Il existe une lettre charmante de Mme Frances Osgood, qui fut une des amies de Poe, et qui nous donne sur ses mœurs, sur sa personne et sur sa vie de ménage, les plus curieux détails. Cette femme, qui était elle-même un littérateur distingué, nie courageusement tous les vices et toutes les fautes reprochés au poète.
« Avec les hommes, dit-elle à Griswold, peut-être était-il tel que vous le dépeignez, et comme homme vous pouvez avoir raison. Mais je pose en fait qu’avec les femmes il était tout autre, et que jamais femme n’a pu connaître M. Poe sans éprouver pour lui un profond intérêt. Il ne m’a jamais apparu que comme un modèle d’élégance, de distinction et de générosité…

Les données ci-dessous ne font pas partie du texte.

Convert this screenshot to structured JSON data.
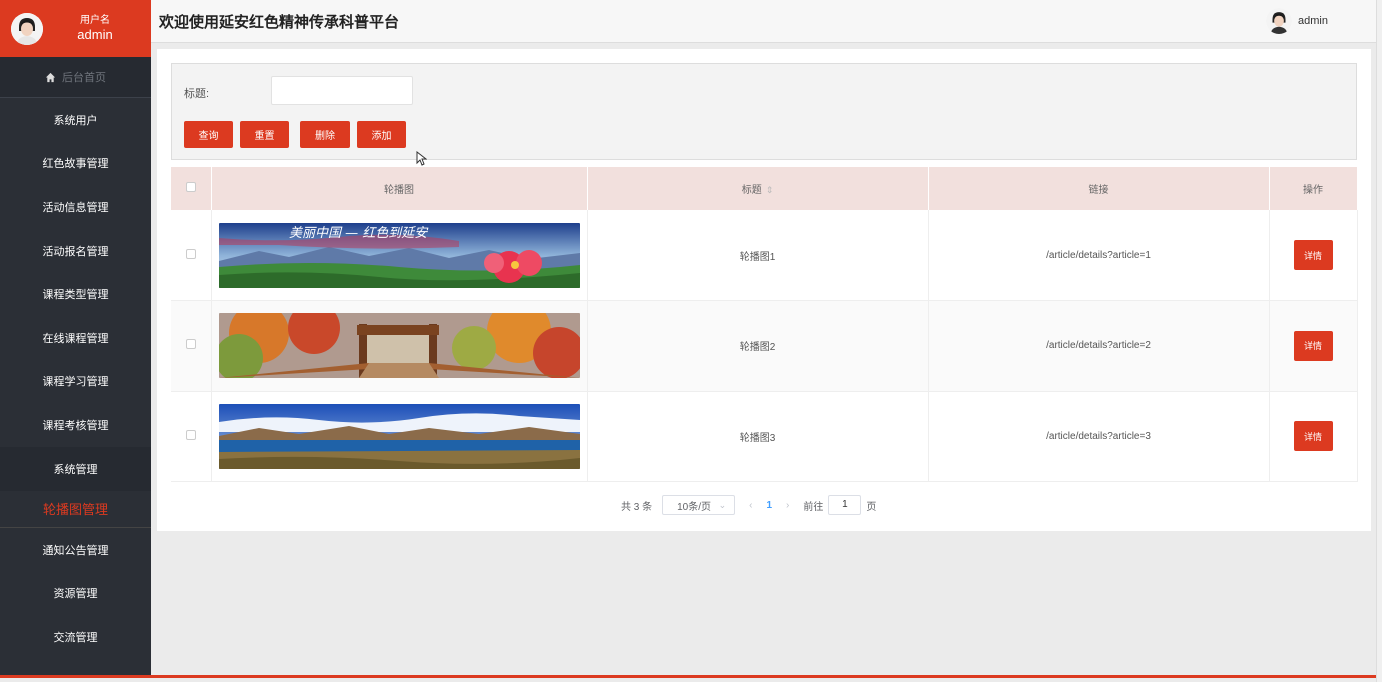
{
  "sidebar": {
    "user_label": "用户名",
    "user_name": "admin",
    "home": "后台首页",
    "items": [
      "系统用户",
      "红色故事管理",
      "活动信息管理",
      "活动报名管理",
      "课程类型管理",
      "在线课程管理",
      "课程学习管理",
      "课程考核管理"
    ],
    "system_group": "系统管理",
    "active_item": "轮播图管理",
    "items_after": [
      "通知公告管理",
      "资源管理",
      "交流管理"
    ]
  },
  "header": {
    "title": "欢迎使用延安红色精神传承科普平台",
    "user": "admin"
  },
  "filter": {
    "title_label": "标题:",
    "title_value": "",
    "buttons": {
      "query": "查询",
      "reset": "重置",
      "delete": "删除",
      "add": "添加"
    }
  },
  "table": {
    "headers": {
      "image": "轮播图",
      "title": "标题",
      "link": "链接",
      "action": "操作"
    },
    "rows": [
      {
        "title": "轮播图1",
        "link": "/article/details?article=1",
        "action": "详情",
        "image_text": "美丽中国 — 红色到延安"
      },
      {
        "title": "轮播图2",
        "link": "/article/details?article=2",
        "action": "详情",
        "image_text": ""
      },
      {
        "title": "轮播图3",
        "link": "/article/details?article=3",
        "action": "详情",
        "image_text": ""
      }
    ]
  },
  "pagination": {
    "total": "共 3 条",
    "page_size": "10条/页",
    "current_page": "1",
    "goto_label": "前往",
    "goto_value": "1",
    "page_unit": "页"
  },
  "colors": {
    "accent": "#dc3a20",
    "sidebar": "#2b2f36",
    "header_row": "#f2e0dd"
  }
}
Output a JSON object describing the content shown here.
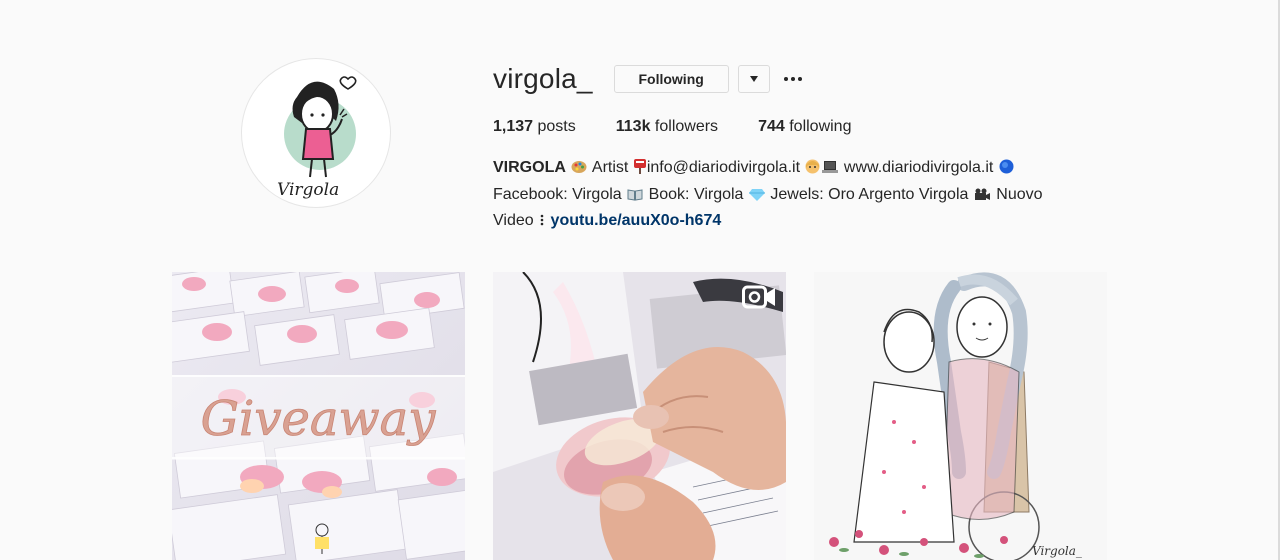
{
  "profile": {
    "username": "virgola_",
    "avatar_caption": "Virgola",
    "following_label": "Following",
    "stats": {
      "posts_count": "1,137",
      "posts_label": "posts",
      "followers_count": "113k",
      "followers_label": "followers",
      "following_count": "744",
      "following_label": "following"
    },
    "bio": {
      "name": "VIRGOLA",
      "seg1": "Artist",
      "seg2": "info@diariodivirgola.it",
      "seg3": "www.diariodivirgola.it",
      "seg4": "Facebook: Virgola",
      "seg5": "Book: Virgola",
      "seg6": "Jewels: Oro Argento Virgola",
      "seg7": "Nuovo",
      "seg8": "Video",
      "link": "youtu.be/auuX0o-h674"
    }
  },
  "posts": [
    {
      "overlay_text": "Giveaway",
      "icon": "none"
    },
    {
      "icon": "video-icon"
    },
    {
      "signature": "Virgola_",
      "icon": "none"
    }
  ],
  "colors": {
    "background": "#fafafa",
    "text": "#262626",
    "link": "#003569",
    "border": "#dbdbdb"
  }
}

« La première fois que nous nous vîmes, ce fut à Astor-House. Willis m’avait fait passer à table d’hôte le Corbeau, sur lequel l’auteur, me dit-il, désirait connaître mon opinion. La musique mystérieuse et surnaturelle de ce poème étrange me pénétra si intimement, que, lorsque j’appris que Poe désirait m’être présenté, j’éprouvai un sentiment singulier et qui ressemblait à de l’effroi. Il parut avec sa belle et orgueilleuse tête, ses yeux sombres qui dardaient une lumière d’élection, une lumière de sentiment et de pensée, avec ses manières qui étaient un mélange intraduisible de hauteur et de suavité, – il me salua, calme, grave, presque froid ; mais sous cette froideur vibrait une sympathie si marquée, que je ne pus m’empêcher d’en être profondément impressionnée. À partir de ce moment jusqu’à sa mort, nous fûmes amis…, et je sais que, dans ses dernières paroles, j’ai eu ma part de souvenir, et qu’il m’a donné, avant que sa raison ne fût culbutée de son trône de souveraine, une preuve suprême de sa fidélité en amitié.
« C’était surtout dans son intérieur, à la fois simple et poétique, que le caractère d’Edgar Poe apparaissait pour moi dans sa plus belle lumière. Folâtre, affectueux, spirituel, tantôt docile et tantôt méchant comme un enfant gâté, il avait toujours pour sa jeune, douce et adorée femme, et pour tous ceux qui venaient, même au milieu de ses plus fatigantes besognes littéraires, un mot aimable, un sourire bienveillant, des attentions gracieuses et courtoises. Il passait d’interminables heures à son pupitre, sous le portrait de sa Lenore, l’aimée et la morte, toujours assidu, toujours résigné et fixant avec son admirable écriture les brillantes fantaisies qui traversaient son étonnant cerveau incessamment en éveil. – Je me rappelle l’avoir vu un matin plus joyeux et plus allègre que de coutume. Virginia, sa douce femme, m’avait priée d’aller les voir et il m’était impossible de résister à ses sollicitations… Je le trouvai travaillant à la série d’articles qu’il a publiés sous le titre : the Literati of New-York. « Voyez – me dit-il, en déployant avec un rire de triomphe plusieurs petits rouleaux de papier (il écrivait sur des b****s étroites, sans doute pour conformer sa copie à la justification des journaux), « je vais vous montrer par la différence des longueurs les divers degrés d’estime que j’ai pour chaque membre de votre gent littéraire. Dans chacun de ces papiers, l’un de vous est peloté et proprement discuté. – Venez ici, Virginia, et aidez-moi ! » Et ils les déroulèrent tous un à un. À la fin, il y en avait un qui semblait interminable. Virginia, tout en riant, reculait jusqu’à un coin de la chambre le tenant par un bout, et son mari vers un autre coin avec l’autre bout. « Et quel est l’heureux, dis-je, que vous avez jugé digne de cette incommensurable douceur ? – L’entendez-vous, s’écria-t-il, comme si son vaniteux petit cœur ne lui avait pas déjà dit que c’est elle-même ! »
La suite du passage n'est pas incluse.